Responsible AI Guidelines
Responsible AI for real public health work.
Backyard-AI helps teams use AI in ways that are narrow, reviewable, source-aware, and accountable to human judgment.
Intro
Public health teams do not need vague promises about “AI transformation.” They need practical workflows that make repetitive work faster without weakening trust, clarity, or accountability. Backyard-AI is built around that idea. The goal is not to replace expert judgment. The goal is to support it.
Core principles
The operating philosophy
- AI should support public health work, not replace expert judgment.
- Narrow workflows are safer and more useful than broad, ambiguous ones.
- Important outputs need visible human review.
- Claims should stay within the limits of the source material.
- Early pilots should avoid sensitive data whenever possible.
- Teams should know what the workflow will do and what it will not do.
What Backyard-AI is for
- evidence synthesis support
- health communication support
- workforce training support
- reporting and workflow support
- internal knowledge and policy support
What Backyard-AI is not for
- autonomous public health decision-making
- clinical diagnosis
- unchecked legal or policy interpretation
- hands-off expertise
- replacing review by qualified professionals
Safeguards
Default safeguards
Human review Important outputs should be reviewed by a person who understands the topic, context, and intended use.
Source boundaries Factual workflows should use a narrow approved-source list whenever possible.
No hallucinated citations If a claim cannot be supported, it should be flagged or removed.
No overclaiming AI-assisted outputs should not sound more certain than the evidence supports.
No sensitive data in public demos Early demos and examples should rely on public, synthetic, de-identified, or explicitly approved material.
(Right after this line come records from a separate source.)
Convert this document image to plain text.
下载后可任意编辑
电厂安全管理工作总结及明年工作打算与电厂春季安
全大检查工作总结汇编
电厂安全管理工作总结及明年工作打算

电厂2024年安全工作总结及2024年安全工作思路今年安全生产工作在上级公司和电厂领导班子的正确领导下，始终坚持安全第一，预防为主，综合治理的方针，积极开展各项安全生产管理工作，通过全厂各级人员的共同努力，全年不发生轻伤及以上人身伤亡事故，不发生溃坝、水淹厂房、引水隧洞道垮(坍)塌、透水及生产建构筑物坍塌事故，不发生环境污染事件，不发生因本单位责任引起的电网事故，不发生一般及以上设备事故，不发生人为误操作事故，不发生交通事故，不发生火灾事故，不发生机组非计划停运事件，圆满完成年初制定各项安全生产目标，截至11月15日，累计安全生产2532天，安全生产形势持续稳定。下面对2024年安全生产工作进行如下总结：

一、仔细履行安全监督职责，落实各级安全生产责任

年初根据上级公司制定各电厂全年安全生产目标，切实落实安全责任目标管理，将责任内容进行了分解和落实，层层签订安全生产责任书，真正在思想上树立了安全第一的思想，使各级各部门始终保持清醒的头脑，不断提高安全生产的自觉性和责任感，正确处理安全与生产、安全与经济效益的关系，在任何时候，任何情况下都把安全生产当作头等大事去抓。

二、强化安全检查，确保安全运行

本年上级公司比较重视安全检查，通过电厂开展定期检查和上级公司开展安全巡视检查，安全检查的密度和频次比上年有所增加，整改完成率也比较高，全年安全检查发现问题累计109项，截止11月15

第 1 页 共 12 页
Traceability When appropriate, teams should keep a record of the source material, instructions, reviewer, and approved output.
Data handling
What should not be pasted into a public model
- PHI
- PII
- restricted personnel details
- legally protected case information
- confidential organizational records unless explicitly approved for that environment
Better early-pilot inputs
- public guidance
- synthetic examples
- de-identified text
- approved uploaded documents
- sample data created for demonstration
Risk-tier
Low-risk workflows
Examples include meeting summaries, internal action lists, and training handout drafts.
Moderate-risk workflows
Examples include dashboard narratives, guidance comparisons, public-facing communication drafts, and community resource guides.
Higher-risk workflows
Examples include workflows affecting legal compliance, clinical or regulatory interpretation, sensitive data handling, or high-consequence public communication.
Review checklist
Before using an AI-assisted output, ask:
- Is the workflow using approved source material?
- Was any sensitive data included?
- Does the output overstate certainty?
- Are dates, names, numbers, and contact details correct?
- Is the output within the intended scope?
- Has the right human reviewed and approved it?
Transparency
Disclosure examples
Internal disclosure option This draft was prepared with AI assistance and reviewed by a human before use.
Public-facing disclosure option Drafted with AI assistance using approved source material and reviewed by a human prior to release.